Three members of the Woodstock Environmental Commission resigned last week citing a hostile work environment, one that councilmember Bennet Ratcliff claims is so pervasive that he’s forming a working group to look into it.
Alex Bolotow, ousted as WEC chair this spring, resigned. So did Arlene Weissman and Bob Wolff.
Bolotow said she could no longer work with town supervisor Bill McKenna and councilmember Laura Ricci, who is WEC liaison, especially after she was removed as chair in a manner she claims violated labor rules and town ethics law.
“Having to work directly with someone who I knew was willing to do that created too much of a hostile workplace,” Bolotow said. “They keep changing their story of why they wanted to replace me. And I think, now the story is maybe that I wasn’t polite enough about the drinking water being put at risk. But when it’s a choice between the safety of our drinking water and politeness in an email, I choose the drinking water safety each time.”
Bolotow was called to a March 28 meeting with McKenna, Ricci, deputy clerk Lynn Sehwerert, and bookkeeper Pam Boyle, She was accused of sexual harassment for an explicitly worded email which .expressed frustration about inaction on the Church Road dumping, in which she had said, “I expected I would get boobs in eighth grade but that didn’t happen.”
Bolotow said McKenna also pressed her on continued EC involvement in the dumping. She had said there was a resolution that required action, to which McKenna had allegedly replied, “I could pass a resolution saying I could shoot you. It doesn’t mean I’d be allowed to do it.”
McKenna and Ricci have said the email was not the single reason for ousting Bolotow as chair, but rather one of many. The town board had issues with her abrasiveness and leadership for some time and opted to delay her renewal in January with the rest of the board and committee chairs.
At the time of Bolotow’s March ouster, McKenna had said it had nothing to do with WEC’s stance on the Church Road cleanup. “The timing stinks. I won’t deny that,” McKenna said at that time.
The WEC had been critical of the town’s handling of the cleanup of 10 Church Road, where troubled contractor Joseph Karolys delivered more than 200 truckloads of fill containing construction debris..
The town has approved a plan to have the large construction debris removed from the property and the remaining fill moved away from the neighboring properties.
The WEC had urged removal of all fill from the property.
McKenna said the resignations were political, All three ex-members are working for Ratcliff’s campaign for supervisor, and WEC is the only panel from which several people have stepped down.
Bolotow said there was more to it than that.
“If I were Bill, and I saw that a lot of people who I frequently worked with were hoping that someone else would run the government, I might think that there was a reason for that,” Bolotow said. “We did all hope that Bennet was going to win the primary. And the reason is because we want to see a change in the government and in the way that Woodstock is run, and we want to see a leader who cares about the environment of Woodstock.”
Ratcliff, running for supervisor on the Working Families Party line after losing the Democratic primary to McKenna, said there was nothing investigative about his working group. The goal is to find solutions, not point fingers.

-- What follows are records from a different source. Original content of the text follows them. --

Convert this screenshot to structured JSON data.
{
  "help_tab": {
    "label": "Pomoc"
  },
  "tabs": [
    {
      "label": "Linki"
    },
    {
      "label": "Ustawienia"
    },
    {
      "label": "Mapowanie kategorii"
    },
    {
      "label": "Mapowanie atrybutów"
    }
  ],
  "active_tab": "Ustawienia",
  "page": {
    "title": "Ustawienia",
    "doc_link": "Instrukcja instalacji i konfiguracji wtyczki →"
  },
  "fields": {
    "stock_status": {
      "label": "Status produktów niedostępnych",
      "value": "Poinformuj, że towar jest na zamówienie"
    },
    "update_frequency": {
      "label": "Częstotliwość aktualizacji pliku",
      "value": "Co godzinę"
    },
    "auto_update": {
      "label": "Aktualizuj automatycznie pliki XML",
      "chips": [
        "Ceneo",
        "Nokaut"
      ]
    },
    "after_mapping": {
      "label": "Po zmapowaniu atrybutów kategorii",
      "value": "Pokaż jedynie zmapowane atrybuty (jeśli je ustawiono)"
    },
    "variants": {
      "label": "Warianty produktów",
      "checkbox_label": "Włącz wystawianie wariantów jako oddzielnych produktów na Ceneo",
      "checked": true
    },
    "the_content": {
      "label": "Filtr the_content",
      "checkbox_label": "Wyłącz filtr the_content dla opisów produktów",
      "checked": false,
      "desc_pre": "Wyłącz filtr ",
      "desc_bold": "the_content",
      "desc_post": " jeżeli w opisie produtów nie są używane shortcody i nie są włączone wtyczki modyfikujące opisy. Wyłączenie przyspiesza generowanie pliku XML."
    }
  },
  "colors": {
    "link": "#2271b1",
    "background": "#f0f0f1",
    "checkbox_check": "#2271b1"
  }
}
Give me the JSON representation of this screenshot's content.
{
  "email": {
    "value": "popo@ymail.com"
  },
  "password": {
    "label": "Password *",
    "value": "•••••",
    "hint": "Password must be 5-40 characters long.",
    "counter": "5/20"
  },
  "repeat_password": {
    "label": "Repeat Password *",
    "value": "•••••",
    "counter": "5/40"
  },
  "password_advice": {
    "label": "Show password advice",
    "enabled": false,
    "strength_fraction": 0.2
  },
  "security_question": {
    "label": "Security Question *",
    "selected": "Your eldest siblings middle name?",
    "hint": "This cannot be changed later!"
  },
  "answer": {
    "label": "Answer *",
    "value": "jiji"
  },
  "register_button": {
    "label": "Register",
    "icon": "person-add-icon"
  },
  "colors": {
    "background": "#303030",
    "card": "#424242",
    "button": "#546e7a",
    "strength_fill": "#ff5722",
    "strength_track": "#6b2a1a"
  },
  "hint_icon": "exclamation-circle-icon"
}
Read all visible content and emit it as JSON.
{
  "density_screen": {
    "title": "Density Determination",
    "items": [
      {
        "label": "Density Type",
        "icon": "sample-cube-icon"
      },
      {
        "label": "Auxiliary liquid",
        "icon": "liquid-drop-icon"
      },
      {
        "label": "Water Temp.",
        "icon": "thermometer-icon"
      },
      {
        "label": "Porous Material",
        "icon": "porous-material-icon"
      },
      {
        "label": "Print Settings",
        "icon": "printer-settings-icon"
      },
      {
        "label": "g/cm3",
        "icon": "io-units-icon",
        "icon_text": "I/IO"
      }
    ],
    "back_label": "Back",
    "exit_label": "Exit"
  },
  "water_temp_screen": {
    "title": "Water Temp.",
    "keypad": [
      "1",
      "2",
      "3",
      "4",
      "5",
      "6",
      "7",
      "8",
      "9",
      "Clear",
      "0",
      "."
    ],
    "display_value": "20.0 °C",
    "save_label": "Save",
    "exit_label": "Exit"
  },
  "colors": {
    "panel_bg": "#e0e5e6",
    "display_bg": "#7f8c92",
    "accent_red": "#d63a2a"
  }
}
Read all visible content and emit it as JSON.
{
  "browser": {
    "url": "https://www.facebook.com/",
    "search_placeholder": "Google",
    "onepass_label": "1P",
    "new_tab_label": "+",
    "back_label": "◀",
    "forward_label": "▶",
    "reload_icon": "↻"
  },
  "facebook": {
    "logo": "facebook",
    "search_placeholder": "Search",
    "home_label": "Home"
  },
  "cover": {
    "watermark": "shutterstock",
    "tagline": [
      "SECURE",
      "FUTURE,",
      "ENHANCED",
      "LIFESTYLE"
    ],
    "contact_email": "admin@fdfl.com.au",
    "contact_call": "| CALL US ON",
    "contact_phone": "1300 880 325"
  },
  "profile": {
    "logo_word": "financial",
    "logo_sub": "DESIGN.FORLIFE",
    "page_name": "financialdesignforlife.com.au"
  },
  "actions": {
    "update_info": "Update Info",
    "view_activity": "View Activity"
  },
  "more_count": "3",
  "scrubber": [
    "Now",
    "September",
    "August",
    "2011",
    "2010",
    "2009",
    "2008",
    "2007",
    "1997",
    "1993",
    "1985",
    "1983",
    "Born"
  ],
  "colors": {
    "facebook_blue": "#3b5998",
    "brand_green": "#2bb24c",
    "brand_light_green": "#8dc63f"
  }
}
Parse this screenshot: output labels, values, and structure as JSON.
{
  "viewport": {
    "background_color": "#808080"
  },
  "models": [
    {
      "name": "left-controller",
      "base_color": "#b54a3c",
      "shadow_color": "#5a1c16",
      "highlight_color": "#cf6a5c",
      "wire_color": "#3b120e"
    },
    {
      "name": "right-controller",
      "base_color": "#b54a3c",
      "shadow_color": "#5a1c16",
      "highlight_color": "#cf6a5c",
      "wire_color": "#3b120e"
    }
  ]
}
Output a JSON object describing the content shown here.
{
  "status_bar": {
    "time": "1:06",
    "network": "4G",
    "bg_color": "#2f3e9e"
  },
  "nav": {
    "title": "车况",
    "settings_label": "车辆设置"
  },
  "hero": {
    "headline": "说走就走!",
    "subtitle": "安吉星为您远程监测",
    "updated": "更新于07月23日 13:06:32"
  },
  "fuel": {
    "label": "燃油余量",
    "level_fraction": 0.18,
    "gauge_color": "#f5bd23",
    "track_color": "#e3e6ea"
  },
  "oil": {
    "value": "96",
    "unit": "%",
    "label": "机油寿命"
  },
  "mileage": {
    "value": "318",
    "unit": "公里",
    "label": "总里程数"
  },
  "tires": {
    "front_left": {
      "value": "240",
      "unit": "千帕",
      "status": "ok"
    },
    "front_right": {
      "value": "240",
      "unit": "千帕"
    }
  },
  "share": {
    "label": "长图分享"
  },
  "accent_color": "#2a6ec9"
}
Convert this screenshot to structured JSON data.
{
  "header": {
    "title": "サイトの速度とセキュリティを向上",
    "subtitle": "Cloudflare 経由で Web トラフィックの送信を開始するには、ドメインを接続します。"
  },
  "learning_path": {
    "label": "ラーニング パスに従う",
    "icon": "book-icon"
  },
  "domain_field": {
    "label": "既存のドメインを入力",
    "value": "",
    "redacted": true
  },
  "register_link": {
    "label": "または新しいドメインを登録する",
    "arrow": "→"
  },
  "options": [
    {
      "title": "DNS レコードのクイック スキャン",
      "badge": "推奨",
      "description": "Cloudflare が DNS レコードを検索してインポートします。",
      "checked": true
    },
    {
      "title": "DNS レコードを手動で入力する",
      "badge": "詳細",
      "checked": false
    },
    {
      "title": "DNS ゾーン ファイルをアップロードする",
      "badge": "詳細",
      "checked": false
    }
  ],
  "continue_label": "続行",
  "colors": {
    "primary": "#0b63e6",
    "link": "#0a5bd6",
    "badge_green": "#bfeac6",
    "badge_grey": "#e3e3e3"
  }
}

“It’s a task force that I am putting together to find solutions that will address the workplace hostility. That is clearly part of what both volunteers and full-time employees see in their work in Woodstock,” Ratcliff said. “To the extent that somebody thinks that’s political, when four police officers and a former dispatcher, and half a dozen people who are on volunteer committees, and people who write into the Hudson Valley One talk about the hostility that they experience, I think we just need to look for solutions.”
Ratcliff said it was time for a change in the way volunteers and workers are treated.
Ratcliff said he would be gathering information from people who have issues with the town’s workplace environment, and then forming a working group to come up with solutions. He hopes to have an update at the next meeting of the town board.